There's no denying that America has a serious debt problem. The average U.S. household that's carrying credit card debt owes about $15,654, and households that have auto loans owe an average of $27,669, according to 2017 statistics from NerdWallet.

The statistics get even more depressing when you consider that the average American household that has revolving credit card debt pays more than $900 in interest each year. Think about that for just a second: Some Americans are losing nearly $1,000 to interest on their credit card debt every single year.

That should make you a bit queasy and it should also inspire you to pay your debt down as fast as you can. Here are three steps to help you get started.

Wallet on a table with a dollar bill coming out.

Image source: Getty Images.

Step 1: Know what you owe

The first step can actually be one of the hardest, because not many of us want to know our current debt situation. I should know, I'm working on my own debt payoff-plan right now and when I first added up everything I owed it was more than I expected.

In fact, researchers at the Federal Reserve Bank of New York found out a few years ago that American households often think they have about 40% less credit card debt than they actually do.

So if you think you know how much debt you owe, but you haven't checked in a while, you need to do this first. Go online, log into your accounts, and tally it all up. It'll be scary at first, but you need to know how bad things are before you can get motivated to pay things off.

Step 2: Draft a plan

The next step is to come up with a plan to actually pay more than the minimum payment each month. This is important because without a concrete plan you're less likely to pay debts off faster. Don't wait until some extra money comes along to start paying things down, because that day may never come. Instead, find a proven system and stick with it.

Last year I found some research that showed that paying off the smallest debt first -- and focusing on just one debt at a time -- is the most effective way to tackle your debt.

That may not be all that surprising to people who've followed Dave Ramsey's plan for paying off debt, which recommends essentially the same thing. Ramsey believes that paying down your small debts first allows you to see instant progress, and when a small debt is paid off then you're motivated to move onto the next one.

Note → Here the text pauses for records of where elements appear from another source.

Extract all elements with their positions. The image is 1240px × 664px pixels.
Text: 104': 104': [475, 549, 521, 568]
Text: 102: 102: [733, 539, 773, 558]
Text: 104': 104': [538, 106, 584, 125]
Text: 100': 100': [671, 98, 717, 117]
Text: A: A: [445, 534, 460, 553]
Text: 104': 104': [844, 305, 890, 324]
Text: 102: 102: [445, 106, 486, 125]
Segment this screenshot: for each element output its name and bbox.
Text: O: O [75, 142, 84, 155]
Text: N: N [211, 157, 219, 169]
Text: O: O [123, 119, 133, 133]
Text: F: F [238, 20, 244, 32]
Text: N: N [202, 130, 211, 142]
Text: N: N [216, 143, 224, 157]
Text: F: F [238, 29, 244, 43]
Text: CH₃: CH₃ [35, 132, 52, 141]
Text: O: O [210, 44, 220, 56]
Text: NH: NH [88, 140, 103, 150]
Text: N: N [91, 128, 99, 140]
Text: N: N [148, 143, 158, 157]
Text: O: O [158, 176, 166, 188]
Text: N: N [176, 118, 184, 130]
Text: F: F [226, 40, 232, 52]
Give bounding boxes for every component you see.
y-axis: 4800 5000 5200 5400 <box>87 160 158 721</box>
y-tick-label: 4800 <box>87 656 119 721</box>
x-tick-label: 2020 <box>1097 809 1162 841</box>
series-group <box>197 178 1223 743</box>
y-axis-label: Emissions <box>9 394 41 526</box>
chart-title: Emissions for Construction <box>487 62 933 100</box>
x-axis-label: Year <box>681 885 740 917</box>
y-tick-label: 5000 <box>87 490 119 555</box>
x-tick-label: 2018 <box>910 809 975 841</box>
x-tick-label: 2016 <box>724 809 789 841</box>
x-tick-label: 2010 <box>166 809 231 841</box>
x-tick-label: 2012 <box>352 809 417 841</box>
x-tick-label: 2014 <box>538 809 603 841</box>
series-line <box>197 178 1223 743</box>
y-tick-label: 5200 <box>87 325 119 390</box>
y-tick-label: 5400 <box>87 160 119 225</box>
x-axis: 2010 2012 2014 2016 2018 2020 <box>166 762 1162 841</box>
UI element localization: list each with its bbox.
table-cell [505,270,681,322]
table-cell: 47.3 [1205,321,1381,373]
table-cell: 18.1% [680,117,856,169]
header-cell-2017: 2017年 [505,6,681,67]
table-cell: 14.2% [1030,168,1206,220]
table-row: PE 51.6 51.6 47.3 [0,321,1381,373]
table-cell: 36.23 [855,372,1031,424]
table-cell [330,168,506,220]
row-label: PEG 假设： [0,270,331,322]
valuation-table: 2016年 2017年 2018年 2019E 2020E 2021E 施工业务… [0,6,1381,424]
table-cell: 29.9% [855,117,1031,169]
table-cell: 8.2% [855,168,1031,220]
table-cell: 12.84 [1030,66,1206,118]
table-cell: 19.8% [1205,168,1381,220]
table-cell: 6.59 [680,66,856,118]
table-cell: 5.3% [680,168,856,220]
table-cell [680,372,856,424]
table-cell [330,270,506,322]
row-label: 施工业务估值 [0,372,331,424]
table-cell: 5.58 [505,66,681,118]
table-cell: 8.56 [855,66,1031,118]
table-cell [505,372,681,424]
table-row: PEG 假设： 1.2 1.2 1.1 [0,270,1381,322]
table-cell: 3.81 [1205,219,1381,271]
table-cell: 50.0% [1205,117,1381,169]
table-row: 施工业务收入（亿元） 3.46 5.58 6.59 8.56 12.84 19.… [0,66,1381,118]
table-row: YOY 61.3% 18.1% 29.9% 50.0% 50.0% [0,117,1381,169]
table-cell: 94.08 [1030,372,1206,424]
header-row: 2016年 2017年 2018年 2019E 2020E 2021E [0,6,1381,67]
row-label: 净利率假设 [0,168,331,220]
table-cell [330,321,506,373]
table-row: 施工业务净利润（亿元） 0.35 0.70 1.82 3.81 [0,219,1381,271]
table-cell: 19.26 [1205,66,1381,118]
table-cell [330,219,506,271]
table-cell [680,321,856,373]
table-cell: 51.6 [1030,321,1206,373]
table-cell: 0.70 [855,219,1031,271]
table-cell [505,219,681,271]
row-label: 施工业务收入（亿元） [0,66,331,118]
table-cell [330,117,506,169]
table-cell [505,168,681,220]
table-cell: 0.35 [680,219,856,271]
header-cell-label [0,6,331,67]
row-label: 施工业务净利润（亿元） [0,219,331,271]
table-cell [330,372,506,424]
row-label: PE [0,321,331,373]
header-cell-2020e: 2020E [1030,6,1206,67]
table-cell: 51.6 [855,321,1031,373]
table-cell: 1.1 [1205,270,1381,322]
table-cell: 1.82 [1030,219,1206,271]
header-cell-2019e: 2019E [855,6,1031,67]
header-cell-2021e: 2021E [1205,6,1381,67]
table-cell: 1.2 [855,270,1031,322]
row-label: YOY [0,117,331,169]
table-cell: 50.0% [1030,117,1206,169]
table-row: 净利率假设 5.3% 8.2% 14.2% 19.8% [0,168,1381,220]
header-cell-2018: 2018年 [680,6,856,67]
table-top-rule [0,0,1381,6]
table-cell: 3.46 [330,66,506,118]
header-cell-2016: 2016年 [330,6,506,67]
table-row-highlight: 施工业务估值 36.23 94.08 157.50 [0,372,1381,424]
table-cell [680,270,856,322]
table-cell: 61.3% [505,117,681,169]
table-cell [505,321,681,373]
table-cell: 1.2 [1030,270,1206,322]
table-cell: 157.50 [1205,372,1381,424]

I can speak from experience that as I've paid off my smaller debts it's encouraged me to then go onto the bigger ones.

Step 3: Stay focused

Creating a plan that will get you out of debt won't mean much if you don't follow through on it. I know how easy it is to get excited about a plan, but then let it fizzle out when a few unexpected bills pop up and knock you off track.

But even when that happens, and it's likely that it will, don't be tempted to abandon the entire plan altogether. If you had a bad financial month, just pay any little extra you can to your debt (even if all you can afford is $20) and then get back on your plan in the next month.

The key is to not lose focus on the fact that every month some amount of money should be going to paying more to your debt than the minimum payment. If you let a couple months go by without sticking to your plan, then you'll be much more likely to get discouraged and give up.

Just one more thing

If you want a fourth step (bonus step!), remember that you can't get out of debt by continually adding to the amount you owe. The best way to avoid doing that is to set up an emergency fund that allows you to tap into a small cash reserve for unexpected bills. Many experts recommend having at least $1,000 in savings for this, but even if you pull together $250 or $500 then you'll give yourself some breathing room. This will allow you to use the cash for things like unexpected house repairs or a minor medical bill -- and keep you on track for your debt repayment plan.